Not counting the beginning, the shift ran surprisingly smoothly. I was standing in my apartment at 1:57 in the morning, looking forward to a full five hours of sleep, when Sally wandered into the kitchen.

She examined the counter tops with fascination, something I’d never seen her do before. I felt a touch of dread. New was never good. Not with ghosts.

I tiptoed around her and into the bathroom to splash warm water on my face and wash the day away. Sally followed me, and stood next to me, staring at our reflections in the mirror. She’d never done that before, either. She glanced down at her hands, then back up at the mirror.

“What’s going on?” she asked, staring right into the reflection of my bloodshot eyes. “What’re you doing here? And why do I keep sinking into the floor?”

As if to push home her last question, she oozed a few inches into the cheap lino of the bathroom floor.
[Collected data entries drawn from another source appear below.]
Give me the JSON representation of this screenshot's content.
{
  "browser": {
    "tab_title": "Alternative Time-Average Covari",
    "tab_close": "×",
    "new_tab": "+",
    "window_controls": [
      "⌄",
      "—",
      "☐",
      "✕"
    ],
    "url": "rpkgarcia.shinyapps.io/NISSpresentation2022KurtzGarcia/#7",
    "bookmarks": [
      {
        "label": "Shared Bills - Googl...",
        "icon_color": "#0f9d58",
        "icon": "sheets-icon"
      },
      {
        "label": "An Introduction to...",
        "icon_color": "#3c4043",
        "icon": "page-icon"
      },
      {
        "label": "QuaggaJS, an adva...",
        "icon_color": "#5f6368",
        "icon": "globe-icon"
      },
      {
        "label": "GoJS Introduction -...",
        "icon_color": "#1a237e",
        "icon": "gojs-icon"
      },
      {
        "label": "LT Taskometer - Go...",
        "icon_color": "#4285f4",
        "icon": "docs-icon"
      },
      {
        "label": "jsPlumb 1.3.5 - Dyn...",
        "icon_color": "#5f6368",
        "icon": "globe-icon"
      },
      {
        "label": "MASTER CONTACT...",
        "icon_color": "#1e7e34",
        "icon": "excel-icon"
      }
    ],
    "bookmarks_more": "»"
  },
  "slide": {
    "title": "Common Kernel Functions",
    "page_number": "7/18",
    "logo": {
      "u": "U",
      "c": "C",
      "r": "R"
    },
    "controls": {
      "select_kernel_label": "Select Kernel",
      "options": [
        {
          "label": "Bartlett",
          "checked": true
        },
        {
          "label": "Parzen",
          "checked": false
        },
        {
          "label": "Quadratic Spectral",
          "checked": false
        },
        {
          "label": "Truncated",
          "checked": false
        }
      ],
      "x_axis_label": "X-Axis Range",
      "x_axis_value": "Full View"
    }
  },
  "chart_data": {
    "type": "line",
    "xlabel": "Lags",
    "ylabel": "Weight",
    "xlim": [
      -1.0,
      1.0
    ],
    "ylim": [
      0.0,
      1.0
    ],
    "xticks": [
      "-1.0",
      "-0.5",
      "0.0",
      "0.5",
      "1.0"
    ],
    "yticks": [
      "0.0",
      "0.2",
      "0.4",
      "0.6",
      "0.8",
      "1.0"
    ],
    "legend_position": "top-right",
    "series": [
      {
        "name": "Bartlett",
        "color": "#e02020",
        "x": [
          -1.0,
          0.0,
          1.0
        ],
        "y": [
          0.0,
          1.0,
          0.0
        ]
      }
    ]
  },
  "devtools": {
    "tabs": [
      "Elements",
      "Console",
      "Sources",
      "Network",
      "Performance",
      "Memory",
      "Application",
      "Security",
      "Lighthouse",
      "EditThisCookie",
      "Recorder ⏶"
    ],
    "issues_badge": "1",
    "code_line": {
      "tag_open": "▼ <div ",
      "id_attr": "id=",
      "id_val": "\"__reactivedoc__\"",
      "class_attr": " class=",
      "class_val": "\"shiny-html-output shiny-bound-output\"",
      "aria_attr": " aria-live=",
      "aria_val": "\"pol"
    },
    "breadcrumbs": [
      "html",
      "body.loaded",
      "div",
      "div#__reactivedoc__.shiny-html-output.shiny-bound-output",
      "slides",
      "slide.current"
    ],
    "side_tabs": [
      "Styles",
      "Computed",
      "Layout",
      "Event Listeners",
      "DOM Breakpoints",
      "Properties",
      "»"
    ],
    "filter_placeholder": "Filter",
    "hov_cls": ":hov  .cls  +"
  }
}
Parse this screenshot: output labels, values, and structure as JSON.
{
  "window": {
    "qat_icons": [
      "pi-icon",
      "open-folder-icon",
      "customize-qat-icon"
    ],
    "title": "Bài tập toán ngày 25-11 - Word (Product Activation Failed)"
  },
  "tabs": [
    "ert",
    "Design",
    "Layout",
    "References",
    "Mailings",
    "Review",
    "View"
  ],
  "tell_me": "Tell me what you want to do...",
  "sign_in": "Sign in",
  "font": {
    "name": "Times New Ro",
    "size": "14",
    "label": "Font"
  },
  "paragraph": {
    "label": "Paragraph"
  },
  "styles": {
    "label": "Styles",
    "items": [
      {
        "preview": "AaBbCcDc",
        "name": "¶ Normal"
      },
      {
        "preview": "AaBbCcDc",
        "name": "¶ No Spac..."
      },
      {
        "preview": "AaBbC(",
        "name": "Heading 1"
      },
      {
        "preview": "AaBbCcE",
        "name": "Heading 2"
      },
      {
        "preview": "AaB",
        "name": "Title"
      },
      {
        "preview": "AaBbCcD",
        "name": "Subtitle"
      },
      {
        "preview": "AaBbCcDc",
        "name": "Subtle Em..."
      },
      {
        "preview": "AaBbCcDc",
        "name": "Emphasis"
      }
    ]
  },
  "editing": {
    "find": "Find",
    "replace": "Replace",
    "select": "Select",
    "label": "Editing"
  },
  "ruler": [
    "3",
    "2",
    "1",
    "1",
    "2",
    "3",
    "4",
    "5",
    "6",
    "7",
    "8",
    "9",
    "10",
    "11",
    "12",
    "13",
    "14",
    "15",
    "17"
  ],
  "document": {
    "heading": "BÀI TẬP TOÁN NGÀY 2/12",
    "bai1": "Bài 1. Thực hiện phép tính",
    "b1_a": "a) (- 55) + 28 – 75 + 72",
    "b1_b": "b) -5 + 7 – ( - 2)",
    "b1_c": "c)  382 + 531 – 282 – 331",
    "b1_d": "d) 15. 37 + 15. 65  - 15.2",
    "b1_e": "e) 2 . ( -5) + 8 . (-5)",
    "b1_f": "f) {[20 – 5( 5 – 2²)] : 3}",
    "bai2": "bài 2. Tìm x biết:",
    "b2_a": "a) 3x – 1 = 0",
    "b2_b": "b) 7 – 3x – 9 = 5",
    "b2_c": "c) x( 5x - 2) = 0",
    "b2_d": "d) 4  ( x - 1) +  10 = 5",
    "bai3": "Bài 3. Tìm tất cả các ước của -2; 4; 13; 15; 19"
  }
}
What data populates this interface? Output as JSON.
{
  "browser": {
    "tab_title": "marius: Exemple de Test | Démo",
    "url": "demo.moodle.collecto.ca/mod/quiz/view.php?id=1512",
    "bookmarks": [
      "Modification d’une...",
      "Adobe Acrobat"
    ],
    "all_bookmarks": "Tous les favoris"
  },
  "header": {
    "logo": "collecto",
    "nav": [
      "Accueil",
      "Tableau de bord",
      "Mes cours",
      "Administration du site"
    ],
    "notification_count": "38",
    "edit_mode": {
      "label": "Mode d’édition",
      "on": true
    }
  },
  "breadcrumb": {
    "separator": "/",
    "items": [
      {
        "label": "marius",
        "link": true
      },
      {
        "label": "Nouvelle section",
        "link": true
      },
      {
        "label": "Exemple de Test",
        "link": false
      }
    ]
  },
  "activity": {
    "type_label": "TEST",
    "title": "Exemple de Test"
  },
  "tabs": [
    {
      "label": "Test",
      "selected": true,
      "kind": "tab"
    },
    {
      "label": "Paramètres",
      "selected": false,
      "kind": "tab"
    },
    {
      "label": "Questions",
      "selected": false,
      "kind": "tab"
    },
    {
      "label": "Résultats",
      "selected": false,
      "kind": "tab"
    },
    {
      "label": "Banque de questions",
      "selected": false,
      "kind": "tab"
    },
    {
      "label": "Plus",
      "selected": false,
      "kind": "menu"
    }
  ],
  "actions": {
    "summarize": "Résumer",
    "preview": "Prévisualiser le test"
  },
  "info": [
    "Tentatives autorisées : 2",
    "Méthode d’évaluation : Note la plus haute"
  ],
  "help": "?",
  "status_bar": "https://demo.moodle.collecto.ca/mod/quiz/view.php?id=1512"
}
She didn’t pull herself up to floor height, just walked through it as though through the surf on the beach.

“Feels odd,” she said. “It should hurt, but it doesn’t.” She frowned. “Did you tell me your name?”

“No.” I sighed as I watched my chance for a good night’s sleep disappear. “No, I didn’t. My name’s Marie.”

“Why are you in my apartment?”

“It’s my apartment, now.”

Sally looked surprised and stepped up out of the floor to look me in the eye.

“Did I forget to pay the rent?”

“No. Nothing like that.”

I dried my face slowly, carefully refolding the towel before facing Sally. This next bit was tricky. I remembered what it was like for Mom when ghosts became aware, but didn’t realize they were actually dead. For some reason, more often than not, this happened to drug addicts. Mom had never figured that out. I had some theories, but wasn’t going to test them now. I wanted some sleep, and I wouldn’t get it if Sally became hysterical. “Come into the kitchen. We need to talk.”

The ghost started to shake as she followed me out of the bathroom. Then she frowned, and pointed. “Where’s my TV?”

“This isn’t your apartment.”

“Oh. Right.” Sally glanced around the fairly empty room, and her frown deepened. “Where’s your TV?”

“I don’t have one.”

She snorted. “You gotta be kidding. What do you do? You know, for entertainment?”

“I don’t have much time for entertainment.”

I shook my head, impatient with myself. This wasn’t helping Sally, and it sure wasn’t getting me any closer to sleep. “We have to talk.”

“Okay.” Sally would not focus on me. She wandered around the small kitchen, running her hands—which were getting brighter by the moment—over the counter tops.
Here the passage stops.